There was an outreach vaccination event in my community last week. I drove by the parking lot several times just because I am nosy and never saw more than 8 cars. As 6 of the cars didn’t move, I assumed those cars belonged to the volunteers manning the event.
Don’t come to Arizona. If you must come to Arizona, do it within the next couple of weeks and leave quickly because things are going to get bad again.
So do you think that local officials should always follow a governor’s mandates, or only when it suits them?
Only when it suits me, obviously!
And get vaccinated in those couple weeks, while waiting for spots to open up in your home state.
Oh absolutely! There’s plenty of vaccinations just sitting around feeling lonely and rejected.

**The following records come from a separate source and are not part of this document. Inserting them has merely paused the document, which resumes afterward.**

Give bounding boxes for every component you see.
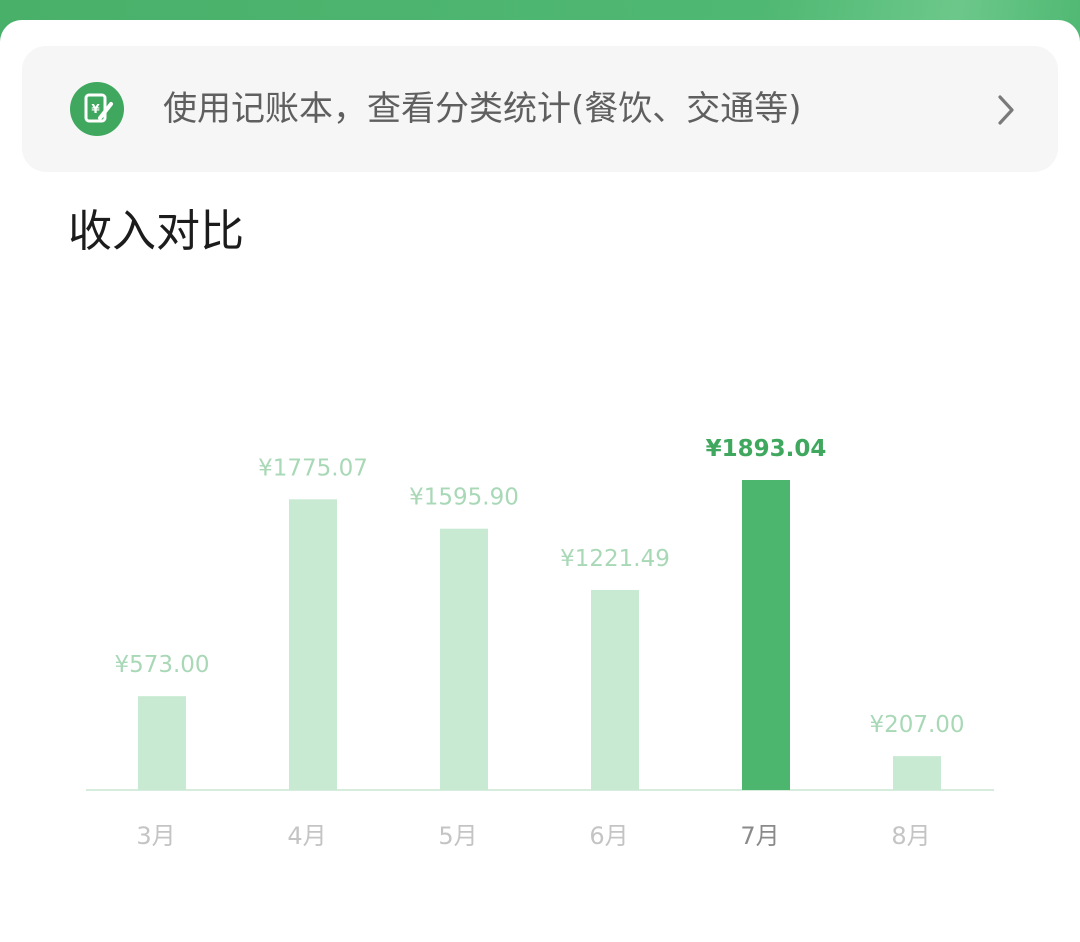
bar-value-label: ¥1893.04 — [706, 436, 827, 462]
bar-1[interactable] — [138, 696, 186, 790]
income-card: ¥ 使用记账本，查看分类统计(餐饮、交通等) 收入对比 ¥573.00 3月 ¥17… — [0, 20, 1080, 942]
bar-value-label: ¥1775.07 — [258, 455, 368, 481]
x-tick-label[interactable]: 5月 — [438, 822, 477, 850]
bar-value-label: ¥207.00 — [869, 712, 964, 738]
bar-3[interactable] — [440, 528, 488, 790]
x-tick-label[interactable]: 8月 — [891, 822, 930, 850]
bar-value-label: ¥1595.90 — [409, 485, 519, 511]
x-tick-label[interactable]: 3月 — [136, 822, 175, 850]
bar-6[interactable] — [893, 756, 941, 790]
bar-value-label: ¥1221.49 — [560, 546, 670, 572]
bar-5[interactable] — [742, 480, 790, 790]
x-tick-label[interactable]: 7月 — [740, 822, 779, 850]
bar-value-label: ¥573.00 — [114, 652, 209, 678]
bar-2[interactable] — [289, 499, 337, 790]
income-bar-chart: ¥573.00 3月 ¥1775.07 4月 ¥1595.90 5月 ¥1221.49 6月 ¥… — [86, 436, 994, 850]
x-tick-label[interactable]: 6月 — [589, 822, 628, 850]
x-tick-label[interactable]: 4月 — [287, 822, 326, 850]
bar-4[interactable] — [591, 589, 639, 790]
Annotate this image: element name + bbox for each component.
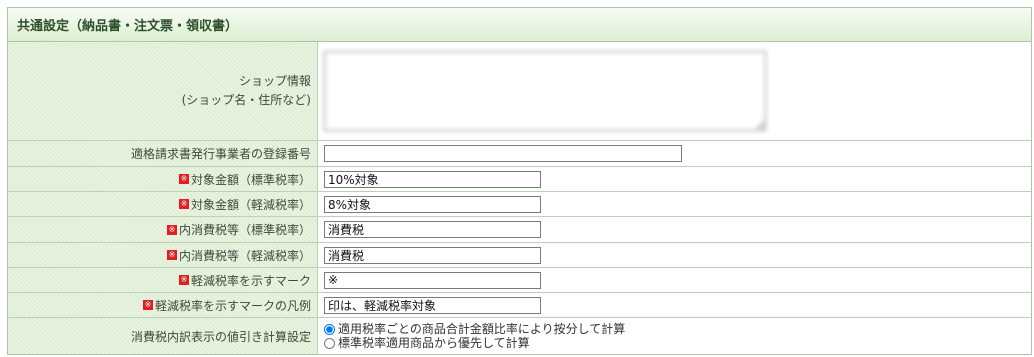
discount-calc-option2-label: 標準税率適用商品から優先して計算 — [338, 336, 530, 350]
reduced-rate-mark-input[interactable] — [324, 271, 541, 289]
target-amount-standard-label-text: 対象金額（標準税率） — [190, 172, 311, 187]
required-mark-icon: ※ — [178, 174, 189, 184]
discount-calc-option2-radio[interactable] — [324, 337, 335, 349]
discount-calc-option1[interactable]: 適用税率ごとの商品合計金額比率により按分して計算 — [324, 322, 625, 336]
shop-info-label-line1: ショップ情報 — [238, 74, 311, 88]
registration-number-cell — [318, 141, 1031, 166]
consumption-tax-standard-cell — [318, 217, 1031, 242]
consumption-tax-reduced-cell — [318, 243, 1031, 267]
row-shop-info: ショップ情報 (ショップ名・住所など) — [8, 42, 1031, 141]
registration-number-label-text: 適格請求書発行事業者の登録番号 — [130, 147, 311, 161]
target-amount-standard-label: ※ 対象金額（標準税率） — [8, 167, 318, 191]
required-mark-icon: ※ — [178, 275, 189, 285]
reduced-rate-mark-label: ※ 軽減税率を示すマーク — [8, 268, 318, 292]
reduced-rate-mark-label-text: 軽減税率を示すマーク — [190, 273, 311, 288]
discount-calc-option1-radio[interactable] — [324, 323, 335, 335]
consumption-tax-reduced-label: ※ 内消費税等（軽減税率） — [8, 243, 318, 267]
row-consumption-tax-reduced: ※ 内消費税等（軽減税率） — [8, 243, 1031, 268]
target-amount-standard-input[interactable] — [324, 170, 541, 188]
discount-calc-label: 消費税内訳表示の値引き計算設定 — [8, 318, 318, 354]
row-registration-number: 適格請求書発行事業者の登録番号 — [8, 141, 1031, 167]
row-consumption-tax-standard: ※ 内消費税等（標準税率） — [8, 217, 1031, 243]
target-amount-reduced-input[interactable] — [324, 195, 541, 213]
target-amount-standard-cell — [318, 167, 1031, 191]
panel-title: 共通設定（納品書・注文票・領収書） — [8, 8, 1031, 42]
registration-number-input[interactable] — [324, 145, 682, 162]
row-target-amount-standard: ※ 対象金額（標準税率） — [8, 167, 1031, 192]
consumption-tax-reduced-input[interactable] — [324, 246, 541, 264]
reduced-rate-legend-cell — [318, 293, 1031, 317]
target-amount-reduced-label-text: 対象金額（軽減税率） — [190, 197, 311, 212]
row-reduced-rate-mark: ※ 軽減税率を示すマーク — [8, 268, 1031, 293]
consumption-tax-standard-label-text: 内消費税等（標準税率） — [178, 223, 311, 237]
row-discount-calc: 消費税内訳表示の値引き計算設定 適用税率ごとの商品合計金額比率により按分して計算… — [8, 318, 1031, 354]
discount-calc-cell: 適用税率ごとの商品合計金額比率により按分して計算 標準税率適用商品から優先して計… — [318, 318, 1031, 354]
shop-info-label-line2: (ショップ名・住所など) — [181, 93, 311, 107]
shop-info-label: ショップ情報 (ショップ名・住所など) — [8, 42, 318, 140]
shop-info-textarea[interactable] — [324, 51, 766, 131]
consumption-tax-reduced-label-text: 内消費税等（軽減税率） — [178, 248, 311, 263]
required-mark-icon: ※ — [166, 224, 177, 235]
reduced-rate-legend-label-text: 軽減税率を示すマークの凡例 — [154, 298, 311, 313]
discount-calc-option1-label: 適用税率ごとの商品合計金額比率により按分して計算 — [338, 322, 626, 336]
consumption-tax-standard-label: ※ 内消費税等（標準税率） — [8, 217, 318, 242]
registration-number-label: 適格請求書発行事業者の登録番号 — [8, 141, 318, 166]
common-settings-panel: 共通設定（納品書・注文票・領収書） ショップ情報 (ショップ名・住所など) 適格… — [7, 7, 1032, 355]
discount-calc-option2[interactable]: 標準税率適用商品から優先して計算 — [324, 336, 625, 350]
reduced-rate-mark-cell — [318, 268, 1031, 292]
target-amount-reduced-cell — [318, 192, 1031, 216]
required-mark-icon: ※ — [178, 199, 189, 209]
shop-info-cell — [318, 42, 1031, 140]
row-reduced-rate-legend: ※ 軽減税率を示すマークの凡例 — [8, 293, 1031, 318]
settings-form: ショップ情報 (ショップ名・住所など) 適格請求書発行事業者の登録番号 ※ 対象… — [8, 42, 1031, 354]
discount-calc-radio-group: 適用税率ごとの商品合計金額比率により按分して計算 標準税率適用商品から優先して計… — [324, 322, 625, 350]
reduced-rate-legend-label: ※ 軽減税率を示すマークの凡例 — [8, 293, 318, 317]
required-mark-icon: ※ — [142, 300, 153, 310]
discount-calc-label-text: 消費税内訳表示の値引き計算設定 — [130, 329, 311, 344]
row-target-amount-reduced: ※ 対象金額（軽減税率） — [8, 192, 1031, 217]
reduced-rate-legend-input[interactable] — [324, 296, 541, 314]
target-amount-reduced-label: ※ 対象金額（軽減税率） — [8, 192, 318, 216]
consumption-tax-standard-input[interactable] — [324, 221, 541, 238]
required-mark-icon: ※ — [166, 250, 177, 260]
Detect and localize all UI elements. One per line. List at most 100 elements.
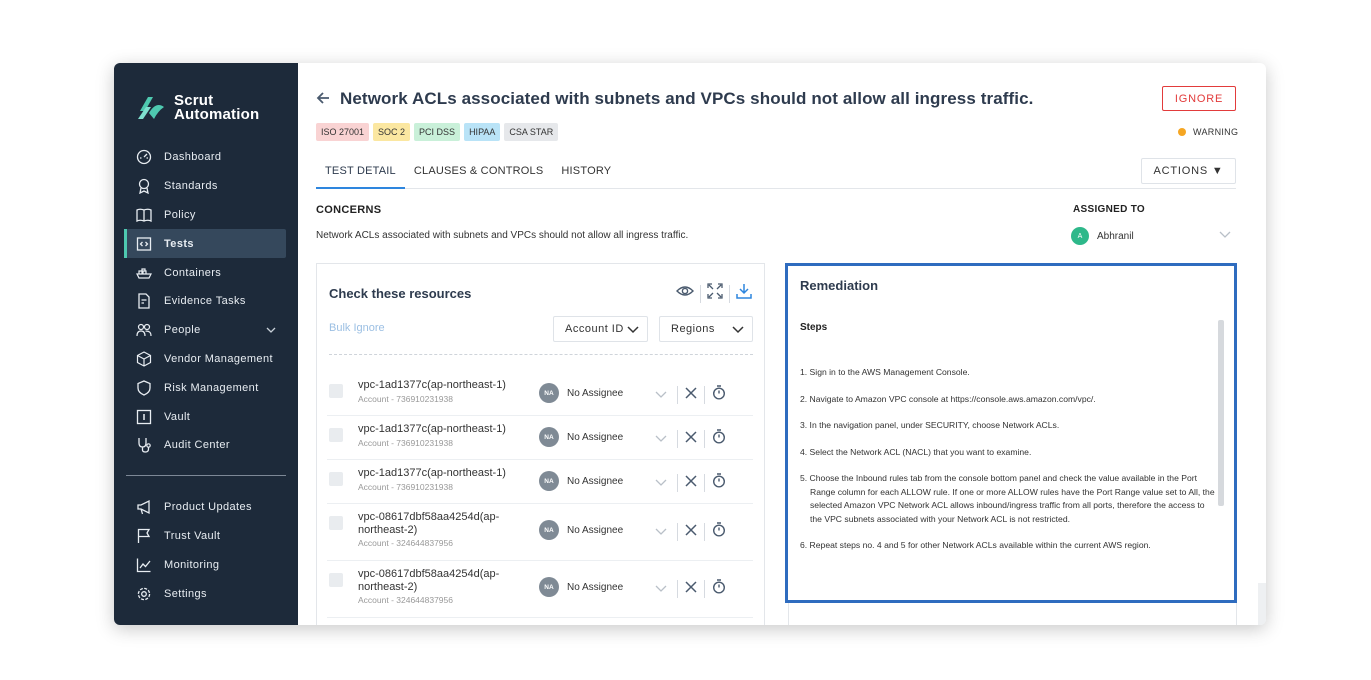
close-icon[interactable] bbox=[685, 523, 697, 541]
row-separator bbox=[704, 580, 705, 598]
assigned-to-heading: ASSIGNED TO bbox=[1073, 204, 1146, 215]
sidebar-item-tests[interactable]: Tests bbox=[124, 229, 286, 259]
sidebar-item-containers[interactable]: Containers bbox=[126, 258, 286, 287]
close-icon[interactable] bbox=[685, 580, 697, 598]
timer-icon[interactable] bbox=[712, 522, 726, 542]
sidebar-item-label: Vault bbox=[164, 410, 191, 423]
row-assignee-dropdown[interactable]: NA No Assignee bbox=[539, 383, 623, 403]
resource-row: vpc-1ad1377c(ap-northeast-1) Account - 73… bbox=[327, 372, 753, 416]
chevron-down-icon[interactable] bbox=[655, 474, 667, 492]
regions-select-label: Regions bbox=[671, 323, 715, 335]
chevron-down-icon[interactable] bbox=[655, 430, 667, 448]
compliance-badge: CSA STAR bbox=[504, 123, 559, 141]
regions-select[interactable]: Regions bbox=[659, 316, 753, 342]
sidebar-item-standards[interactable]: Standards bbox=[126, 172, 286, 201]
row-checkbox[interactable] bbox=[329, 428, 343, 442]
sidebar-item-vendor-management[interactable]: Vendor Management bbox=[126, 345, 286, 374]
page-title: Network ACLs associated with subnets and… bbox=[340, 89, 1034, 108]
warning-dot-icon bbox=[1178, 128, 1186, 136]
sidebar-divider bbox=[126, 475, 286, 476]
scrollbar[interactable] bbox=[1218, 320, 1224, 506]
row-assignee-dropdown[interactable]: NA No Assignee bbox=[539, 520, 623, 540]
page-scrollbar[interactable] bbox=[1258, 583, 1266, 625]
sidebar-nav-bottom: Product Updates Trust Vault Monitoring Sett… bbox=[126, 493, 286, 608]
remediation-step: 1. Sign in to the AWS Management Console… bbox=[800, 367, 970, 377]
chevron-down-icon bbox=[732, 325, 744, 337]
assignee-name: Abhranil bbox=[1097, 230, 1134, 242]
resources-panel: Check these resources Bulk Ignore Accoun… bbox=[316, 263, 765, 625]
row-checkbox[interactable] bbox=[329, 516, 343, 530]
remediation-step: 4. Select the Network ACL (NACL) that yo… bbox=[800, 446, 1032, 457]
bulk-ignore-link[interactable]: Bulk Ignore bbox=[329, 322, 385, 334]
close-icon[interactable] bbox=[685, 474, 697, 492]
row-assignee-dropdown[interactable]: NA No Assignee bbox=[539, 471, 623, 491]
resource-name: vpc-1ad1377c(ap-northeast-1) bbox=[358, 467, 506, 479]
timer-icon[interactable] bbox=[712, 473, 726, 493]
row-checkbox[interactable] bbox=[329, 384, 343, 398]
ignore-button[interactable]: IGNORE bbox=[1162, 86, 1236, 111]
toolbar-separator bbox=[729, 284, 730, 303]
chevron-down-icon[interactable] bbox=[655, 386, 667, 404]
sidebar-item-settings[interactable]: Settings bbox=[126, 579, 286, 608]
avatar: NA bbox=[539, 520, 559, 540]
sidebar-item-label: Vendor Management bbox=[164, 352, 273, 365]
row-separator bbox=[704, 386, 705, 404]
avatar: NA bbox=[539, 427, 559, 447]
row-controls bbox=[655, 473, 726, 493]
timer-icon[interactable] bbox=[712, 385, 726, 405]
sidebar-item-dashboard[interactable]: Dashboard bbox=[126, 143, 286, 172]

On the ground here in Phoenix, I have gone to several stores yesterday and today (I’m now fully vaccinated and still using masks) like Frys or World Market, the big standees or posters at the door about masks needed are gone, but I did observe a 100% compliance with masks among the customers and workers in middle to high class establishments. At Costco I still saw the ads about using masks, so as of today it seems that most people are ignoring what El Douche Doug Ducey is requesting.
In less well to do places, I did observe a few Karens that did go without a mask, but very few so far. Beside that encouraging bit of news, vaccination drives do continue. Here is hoping that most people do continue to ignore the Governor until most are vaccinated.
Maybe you mean just sitting around and feeling lonely and non-injected.
Good to hear @GIGObuster. I am almost madder at our board of supervisors than I am at Douchey, so I do my grocery shopping at Anthem and use the dispensary in New River. Suck it up, BOS, you are NOT getting my sales taxes! (I’m not really cutting my nose off, I live in the middle so its the same distance wise to shop in Maricopa county and driving an interstate is always safer than driving a highway IMHO.)
I honestly don’t think we are going to get better than 50% vaccinated. I can’t give you cites or anything and yes it is my opinion only, but I see a lot and I hear a lot. I hope I’m wrong.
As much as I would like to, I can’t blame the current rise in cases on opening the state back up because its too soon for that. State: Daily case report the highest in 2 weeks
That seems to be happening all over. I think it must be the ore infectious variants on the spread.
I think the most upsetting part about this is that I have been predicting all this shit all along and nobody listens to me. I had to send toilet paper to my own mother fer crying outloud!
How difficult would it be to change my username to Cassandra?
True enough, daily cases are a lagging indicator but with cases rising it’s not time to change course. Its like stopping to take a breather from stacking sandbags when the water’s still rising or worse, start pulling them down.
One MD interviewed on the radio likened it to spiking the ball on the five-yard line.